Un coup de coeur de Mollat
Hervé Le Corre nous revient avec un somptueux roman noir. En toile de fond, la ville de Bordeaux, chère à cet enfant du pays - souvenons-nous de ses premiers livres réédités chez Pleine page en un seul volume sous l'intitulé Trois de chutes... Ici, Bordeaux et le Médoc se retrouvent écrasés par la canicule, où «les coeurs déchiquetés» (titre rendant hommage à une chanson de Léo Ferré) promènent en contrepoint leurs sombres tourments, entre solitude et manque d'amour.
Le roman s'ouvre sur la figure de Pierre Vilar, flic cassé et hanté par la disparition inexplicable de son fils Pablo, à la sortie de l'école, quelques années auparavant. Ce deuil doublement impossible - car comment s'assurer de sa vie ou de sa mort ? - va se trouver réactivé par une sombre affaire de moeurs – apparemment sans rapport avec sa vie personnelle – et pourtant... Il est chargé d'enquêter sur la mort violente d'une jeune femme, Nadia, dont le corps a été retrouvé par son fils Victor. En chapitres alternés, le lecteur va ainsi suivre les deux histoires qui se répondent en miroir et dont le dénominateur commun réside dans la perte d'êtres chers - fantômes secrets auprès desquels la misère de ces deux inconsolés va se heurter jusqu'à l'impensable.

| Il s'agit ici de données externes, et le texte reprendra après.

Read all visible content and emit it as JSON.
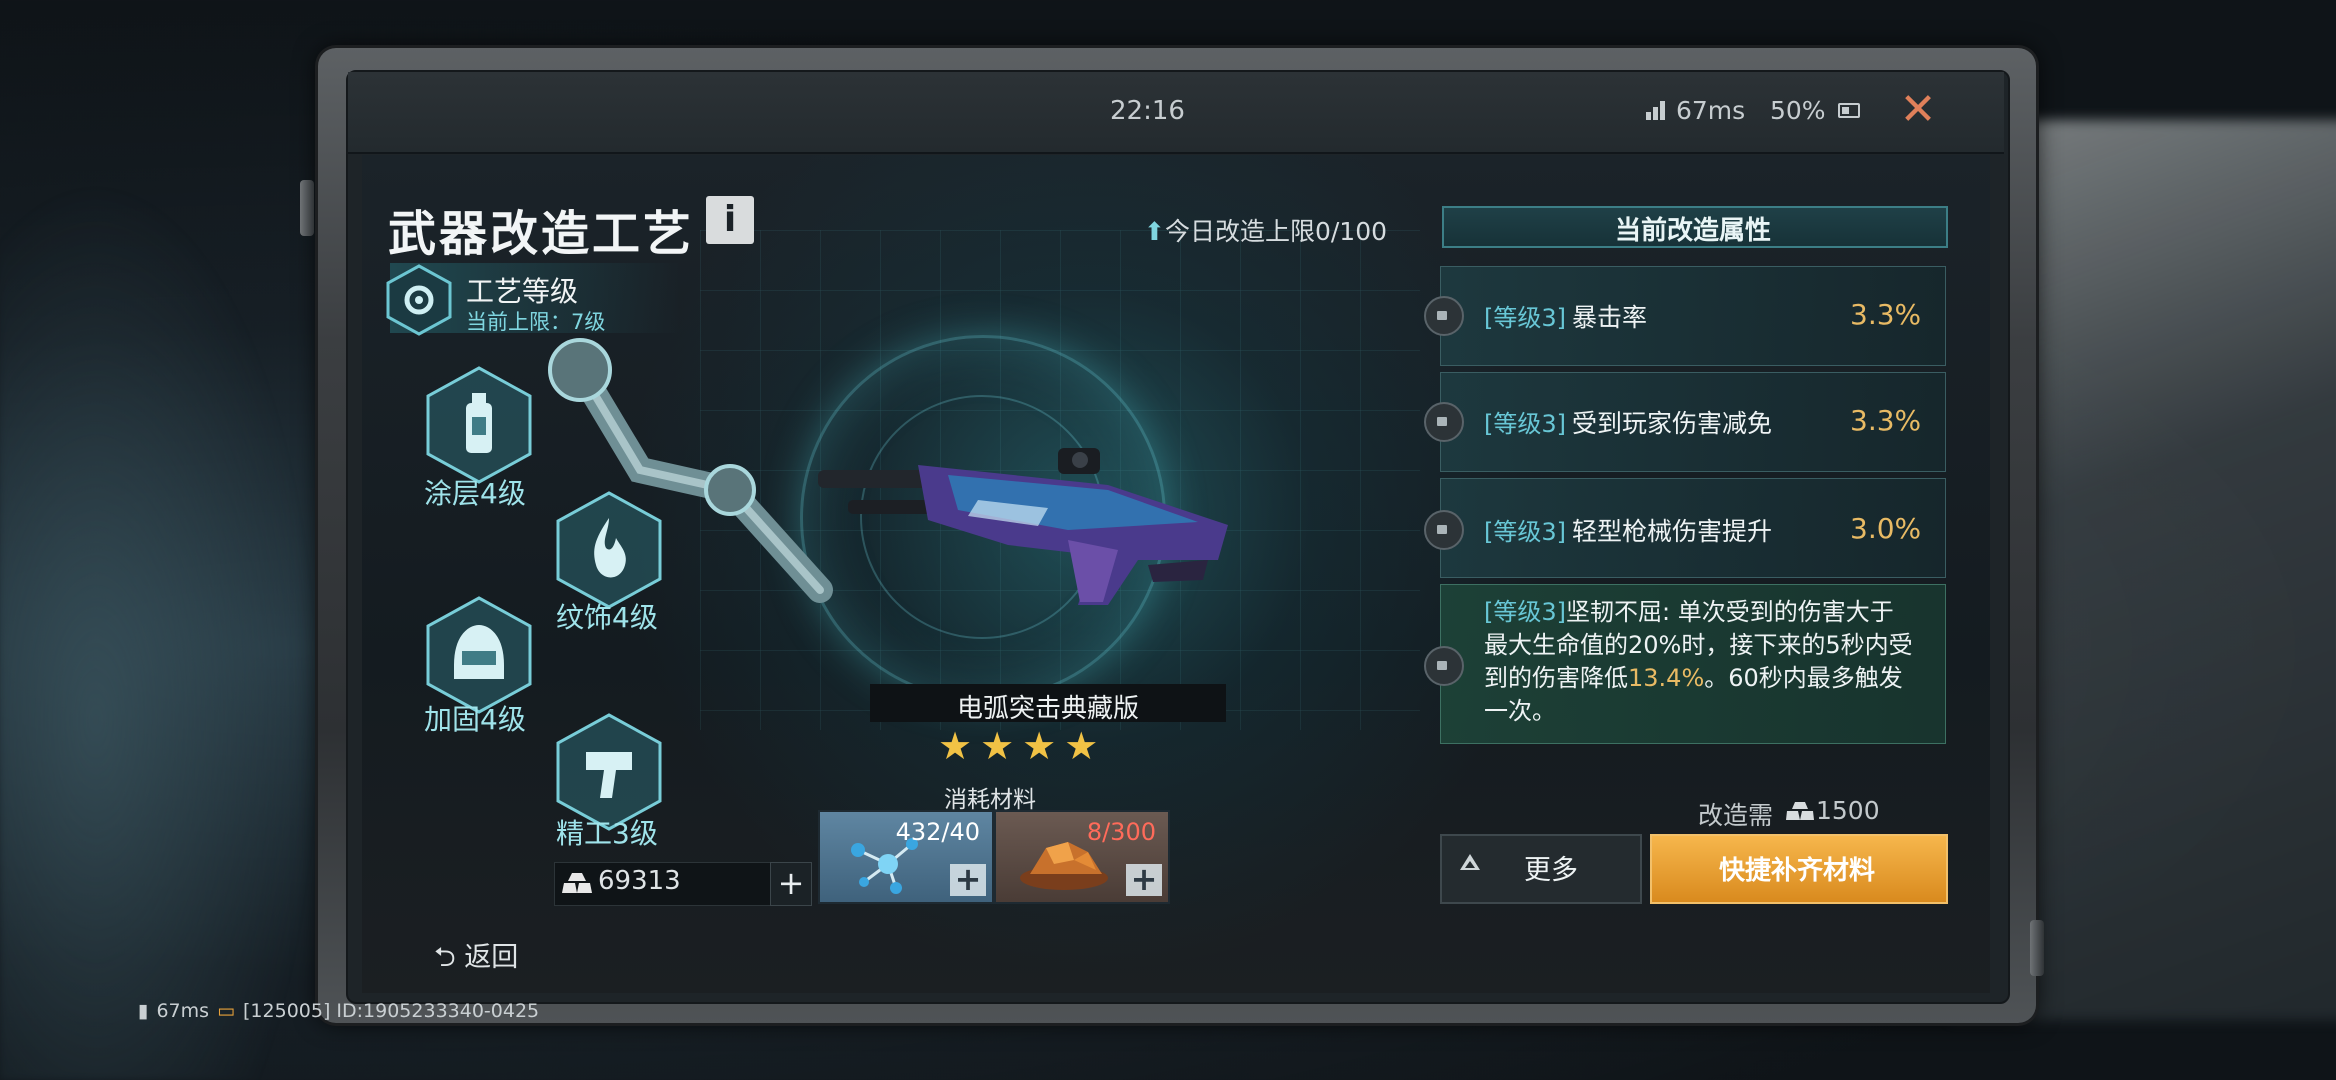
{
  "status_bar": {
    "time": "22:16",
    "ping": "67ms",
    "battery": "50%"
  },
  "header": {
    "title": "武器改造工艺",
    "info_label": "i"
  },
  "craft": {
    "label": "工艺等级",
    "limit": "当前上限：7级"
  },
  "categories": [
    {
      "label": "涂层4级",
      "icon": "spray-can-icon"
    },
    {
      "label": "纹饰4级",
      "icon": "flame-icon"
    },
    {
      "label": "加固4级",
      "icon": "helmet-icon"
    },
    {
      "label": "精工3级",
      "icon": "drill-icon"
    }
  ],
  "currency": {
    "value": "69313",
    "plus": "+"
  },
  "back_label": "返回",
  "daily_limit": "今日改造上限0/100",
  "weapon": {
    "name": "电弧突击典藏版",
    "stars": "★★★★",
    "star_count": 4
  },
  "materials": {
    "label": "消耗材料",
    "items": [
      {
        "count": "432/40",
        "color": "#ffffff",
        "icon": "molecule-icon"
      },
      {
        "count": "8/300",
        "color": "#ff6b5a",
        "icon": "gold-ore-icon"
      }
    ]
  },
  "attributes": {
    "header": "当前改造属性",
    "rows": [
      {
        "level": "[等级3]",
        "name": "暴击率",
        "value": "3.3%"
      },
      {
        "level": "[等级3]",
        "name": "受到玩家伤害减免",
        "value": "3.3%"
      },
      {
        "level": "[等级3]",
        "name": "轻型枪械伤害提升",
        "value": "3.0%"
      }
    ],
    "long": {
      "level": "[等级3]",
      "text1": "坚韧不屈: 单次受到的伤害大于最大生命值的20%时，接下来的5秒内受到的伤害降低",
      "highlight": "13.4%",
      "text2": "。60秒内最多触发一次。"
    }
  },
  "cost": {
    "label": "改造需",
    "value": "1500"
  },
  "buttons": {
    "more": "更多",
    "quick": "快捷补齐材料"
  },
  "bottom_status": {
    "ping": "67ms",
    "id": "[125005] ID:1905233340-0425"
  },
  "colors": {
    "accent": "#68c7d6",
    "value": "#e8ba64",
    "primary_button": "#f0a83c"
  }
}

A l'instar de dignes héros de tragédie grecque, Pierre et Victor vont se retrouver impuissants tout au long de cette marche funèbre qui les conduit aux confins de la noirceur de l'âme humaine : violence, enfance martyre, dénuement économique, trahison, manipulation mentale opérée par un tueur fou qui, tel un Dieu omniscient, semble en savoir plus que les personnages sur leurs drames intimes. De chasseur, Pierre devient à son tour la proie de ses obsessions comme incarnées par ce harceleur qui se joue de ses espoirs...
Aussi sombre qu'elle soit, l'histoire que nous conte Hervé Le Corre est portée par la grâce d'une langue tout aussi puissante et imagée que dans son précédent opus L'Homme aux lèvres de saphir, elle résonne avec la force poignante d'une entêtante litanie.